Gerade in Zeiten, in denen sich staatliches Handeln oft auf Gesetzesverschärfungen und Kontrollrhetorik beschränkt, ist der Ansatz der drei Modellstädte bemerkenswert: Hier wird weder verharmlost noch kriminalisiert – sondern strukturell gehandelt. Dass sich die Deutsche Aidshilfe und das Deutsch-Europäische Forum für urbane Sicherheit als Partner beteiligen, unterstreicht die strategische Tiefe des Projekts. Es geht nicht um punktuelle Hilfe, sondern um kommunale Resilienz gegen ein Problem, das rasant eskaliert – in Straßen, auf Bahnhöfen, in Hinterzimmern, im Alltag.

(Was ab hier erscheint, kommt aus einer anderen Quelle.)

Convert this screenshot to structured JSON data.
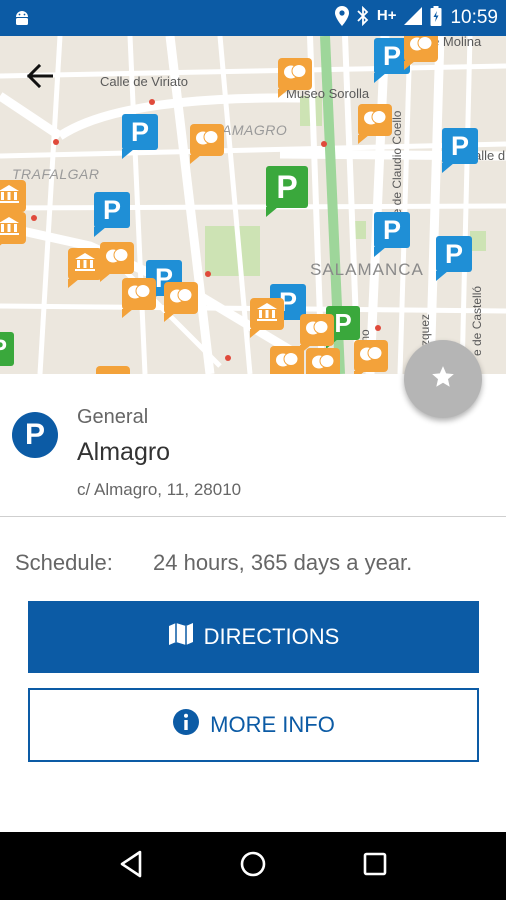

Wer den Erfolg dieses Projekts nur an sinkenden Todeszahlen messen will, verkennt seinen eigentlichen Wert: Es ist der Versuch, das Unsichtbare sichtbar zu machen – nicht nur durch Daten, sondern durch Haltung. Die Frage ist daher nicht, ob „so-par“ funktioniert, sondern ob andere Städte bereit sind, diesen Weg mitzugehen. Denn solange Fentanyl in dunklen Ecken wirkt und politische Antworten im Hellen ausbleiben, bleibt das Risiko tödlich real. Die drei Städte zeigen, dass Verantwortung vor Ort beginnt – mit Mut zur Erkenntnis, Bereitschaft zur Vernetzung und der Entscheidung, dass kein Mensch an einer testbaren Substanz sterben sollte. Es ist Zeit, das als Maßstab zu setzen.